Düzce o depremi çok ucuz atlattı.
17 Sanşiye değil de 20 saniye olsaydı Düzce’de eski binalar ile yeni bazı binalar’da Allah korusun ama şu an canlı arıyor olacaktık.
Haliyle Düzce bir kere daha unuttuğu depremi yaşadı.
Yaşadı yaşamasına da 20 yılda nelerin değiştiğini de gördü.
Mesela,
Hatırlayın 19 Kasım 1999’u ilk olarak yardıma Ankara Büyükşehir Belediyesi koşmuştu,
Şimdi ise devlet koştu,
Ülkenin o dönem Başbakanı bile Düzce’nin yerle bir olduğundan 3 gün sonra haberdar olmuşken bu depremden sadece yarım saat sonra İçişleri Bakanı bütün AFAD yönetimi ile birlikte Düzce’deydi.
Kızılay ilk andan itibaren battaniye, sıcak ikramlarda bulundu.
Bu arada hakkını yamayelim,
Depremden 20 dakika sonra Beşir Derneği, Valilik önünde sıcak çay ve ikramlıklar ile insanlara o travmayı atlatmaya çalışıyordu.

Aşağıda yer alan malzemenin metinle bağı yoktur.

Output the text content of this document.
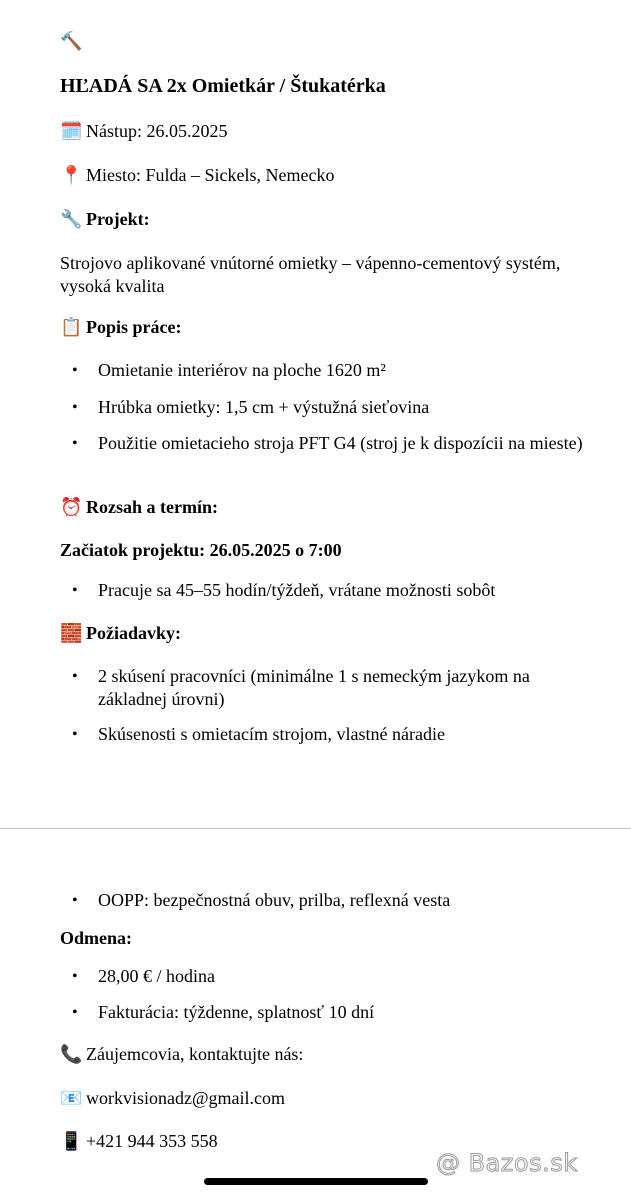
🔨
HĽADÁ SA 2x Omietkár / Štukatérka
🗓️ Nástup: 26.05.2025
📍 Miesto: Fulda – Sickels, Nemecko
🔧 Projekt:
Strojovo aplikované vnútorné omietky – vápenno-cementový systém, vysoká kvalita
📋 Popis práce:
• Omietanie interiérov na ploche 1620 m²
• Hrúbka omietky: 1,5 cm + výstužná sieťovina
• Použitie omietacieho stroja PFT G4 (stroj je k dispozícii na mieste)
⏰ Rozsah a termín:
Začiatok projektu: 26.05.2025 o 7:00
• Pracuje sa 45–55 hodín/týždeň, vrátane možnosti sobôt
🧱 Požiadavky:
• 2 skúsení pracovníci (minimálne 1 s nemeckým jazykom na základnej úrovni)
• Skúsenosti s omietacím strojom, vlastné náradie
• OOPP: bezpečnostná obuv, prilba, reflexná vesta
Odmena:
• 28,00 € / hodina
• Fakturácia: týždenne, splatnosť 10 dní
📞 Záujemcovia, kontaktujte nás:
📧 workvisionadz@gmail.com
📱 +421 944 353 558
@ Bazos.sk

Aile ve Sosyal Hizmetler İl Müdürlüğü Psikososyal ekipleriyle insanların deprem endişelerini gidermeye çalışırken,
Sağlık İl Müdürlüğü acil sağlık ekipleri pervane gibi şehirde yaralananları hastanelere götürüyordu.

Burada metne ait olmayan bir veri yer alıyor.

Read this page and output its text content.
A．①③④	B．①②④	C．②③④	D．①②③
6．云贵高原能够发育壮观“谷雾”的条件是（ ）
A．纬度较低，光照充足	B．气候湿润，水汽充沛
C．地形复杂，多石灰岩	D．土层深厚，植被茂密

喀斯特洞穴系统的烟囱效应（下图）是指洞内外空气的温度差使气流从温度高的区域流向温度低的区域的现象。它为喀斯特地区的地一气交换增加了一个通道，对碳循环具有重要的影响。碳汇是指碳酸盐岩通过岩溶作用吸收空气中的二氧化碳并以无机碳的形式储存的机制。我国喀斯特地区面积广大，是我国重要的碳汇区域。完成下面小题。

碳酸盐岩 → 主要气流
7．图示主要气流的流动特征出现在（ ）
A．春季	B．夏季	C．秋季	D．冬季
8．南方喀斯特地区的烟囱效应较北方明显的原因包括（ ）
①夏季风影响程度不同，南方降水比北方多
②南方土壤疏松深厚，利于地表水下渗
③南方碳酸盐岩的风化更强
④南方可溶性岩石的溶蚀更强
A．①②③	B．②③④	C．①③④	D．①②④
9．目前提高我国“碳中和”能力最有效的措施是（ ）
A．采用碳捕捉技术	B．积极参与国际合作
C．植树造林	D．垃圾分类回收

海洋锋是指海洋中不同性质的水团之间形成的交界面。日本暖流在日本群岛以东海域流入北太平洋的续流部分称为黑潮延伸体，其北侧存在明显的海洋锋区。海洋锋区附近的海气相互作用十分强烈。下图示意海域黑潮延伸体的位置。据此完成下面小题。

Bu şehir 1999 yılında özel arabalarıyla yaralı taşıyordu oysa.
20 Yılda çok şey değişmiş kardeşim,
Gençlik ve Spor İl Müdürlüğü hemen vakit kaybetmeden spor salonlarını, yurtlarını vatandaşlara açtı.
1999’u yaşayanlar dönün o günlere,
Günlerce kalacak yer aramıştı insanlar,
Hemde karakışın altında,
Çadırlar bile haftalar sonra ulaşmıştı ki onlarda delik deşikti,
Bu anlattıklarım o günleri yaşamayanlara hayal, yalan gelecektir ama gerçek buydu.

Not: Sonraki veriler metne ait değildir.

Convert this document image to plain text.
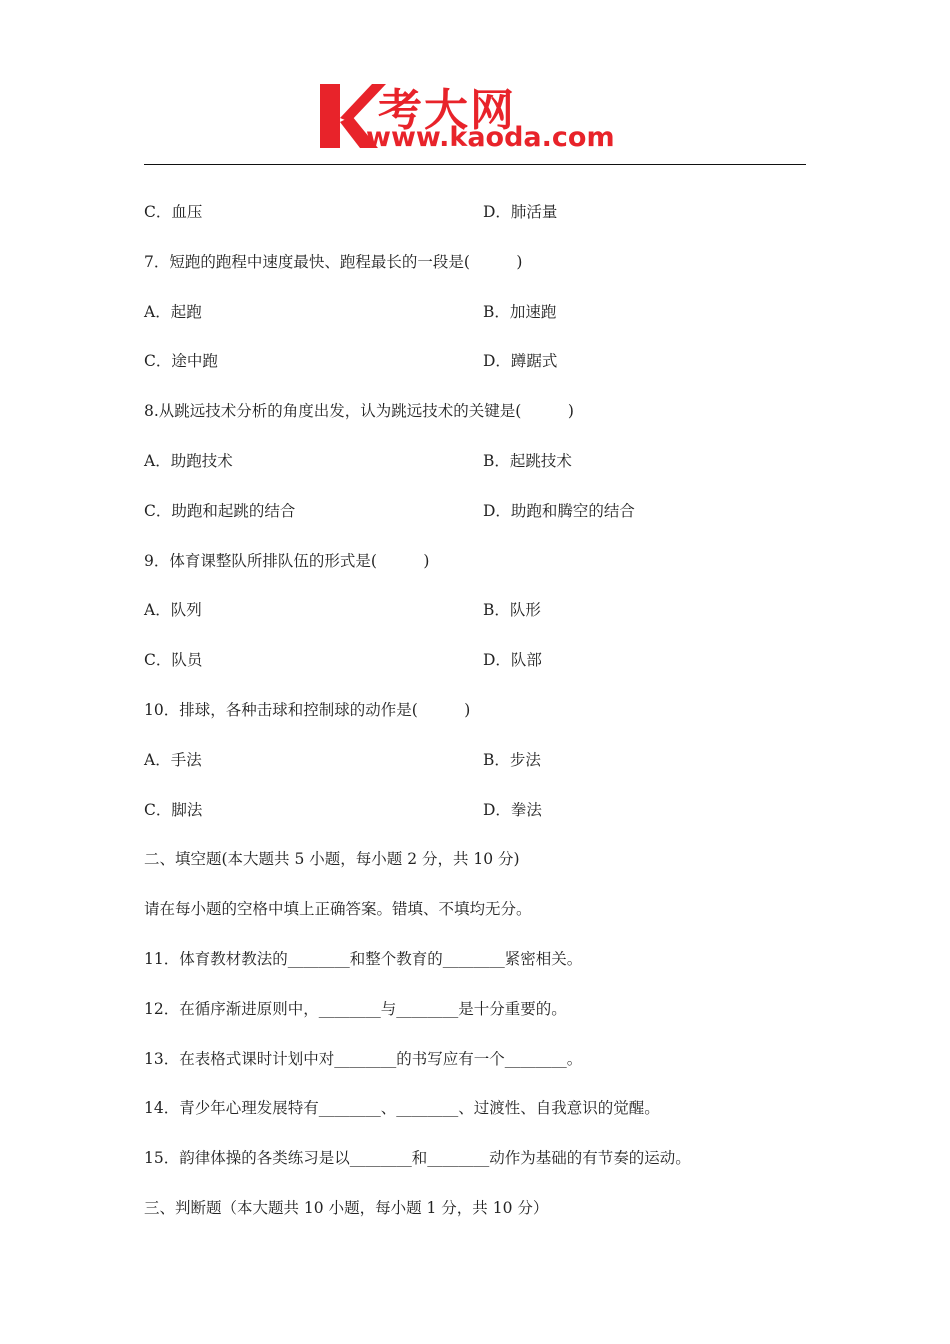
考大网
www.kaoda.com
C．血压	D．肺活量
7．短跑的跑程中速度最快、跑程最长的一段是(　　　)
A．起跑	B．加速跑
C．途中跑	D．蹲踞式
8.从跳远技术分析的角度出发，认为跳远技术的关键是(　　　)
A．助跑技术	B．起跳技术
C．助跑和起跳的结合	D．助跑和腾空的结合
9．体育课整队所排队伍的形式是(　　　)
A．队列	B．队形
C．队员	D．队部
10．排球，各种击球和控制球的动作是(　　　)
A．手法	B．步法
C．脚法	D．拳法
二、填空题(本大题共 5 小题，每小题 2 分，共 10 分)
请在每小题的空格中填上正确答案。错填、不填均无分。
11．体育教材教法的________和整个教育的________紧密相关。
12．在循序渐进原则中，________与________是十分重要的。
13．在表格式课时计划中对________的书写应有一个________。
14．青少年心理发展特有________、________、过渡性、自我意识的觉醒。
15．韵律体操的各类练习是以________和________动作为基础的有节奏的运动。
三、判断题（本大题共 10 小题，每小题 1 分，共 10 分）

Gelelim depremin gösterdiklerine,
Fırsatçılık almış başını gitmiş bu toplumda,
Devletten ne alırsam kar, iki çay bardağımı devlete ödeteyim diyenlerin sayısı azımsanmayacak kadar çok,
Ama devletin verdiği o parada anne karnındaki çocuğun bile hakkı olduğunu unutup yazılan yazılana,
Hasar, zarar tespit çadırları önünde bir karmaşa,
Üç kuruşu daha nasıl alabilirim derdi.
Devletten kırılan iki çay bardağının parasının peşine düşenler inşallah daha büyük Barilere neden olmazsınız.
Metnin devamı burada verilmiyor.